Rich with raw cacao nibs, this nourishing snack satisfies the chocoholic seeking health. The coconut oil (or cream) used in this is also rich in MCTs (medium-chain-triglycerides), which are a great fuel for the brain.
Use virgin coconut oil or other fine products from specialty and health food stores: “coconut cream concentrate”, “coconut spread” or “coconut manna” are great products which contain much of the “meat” of the coconut, pureed into a smooth paste that is incredibly flavorful. (Canned coconut cream will not be firm enough.)
Refrigerate this confection, and personalize as desired, adding more or less of the ingredients, according to personal tastes. The lack of eggs or dairy makes this snack perfect for vegans too! Makes one loaf (20 or so thin slices).
- 1 c. virgin coconut oil or alternative (mentioned above)
- 1 c. dates, pitted (Medjool if available)
- 1 c. macadamia (or substitute pecans or walnuts)
- 1 c. cacao nibs
- 1 c. raisins (or substitute dried cranberries or other favorite dried fruit)

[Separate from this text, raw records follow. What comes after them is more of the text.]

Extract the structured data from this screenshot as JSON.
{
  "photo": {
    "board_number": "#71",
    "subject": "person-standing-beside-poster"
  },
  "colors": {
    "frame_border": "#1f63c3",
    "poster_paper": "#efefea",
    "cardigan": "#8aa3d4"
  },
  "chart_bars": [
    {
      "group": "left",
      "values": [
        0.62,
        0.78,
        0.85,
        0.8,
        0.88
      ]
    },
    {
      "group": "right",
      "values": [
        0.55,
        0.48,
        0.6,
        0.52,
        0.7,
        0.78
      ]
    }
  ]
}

- Optional: 1 c. pumpkin seeds
1. Melt the coconut oil (or other), setting the jar in a pot of simmering water (with a rag at the bottom of the pot to keep the jar from breaking). An alternate method: Set in oven with just the pilot light on, for several hours. Use: > 1 c. virgin coconut oil
2. In a loaf pan, add the following, mixing somewhat: > Dates > Nuts > Cacao nibs > Dried Fruits, etc.
3. Pour the melted coconut oil over the loaf of ingredients, mixing well. Press the mixture down and chill until firm.
4. Run hot water over the loaf pan (held upside-down) to get the coconut bark back out, and slice it up. Individual slices can be wrapped in plastic wrap; handy to grab in a hurry! A perfect between-meal snack.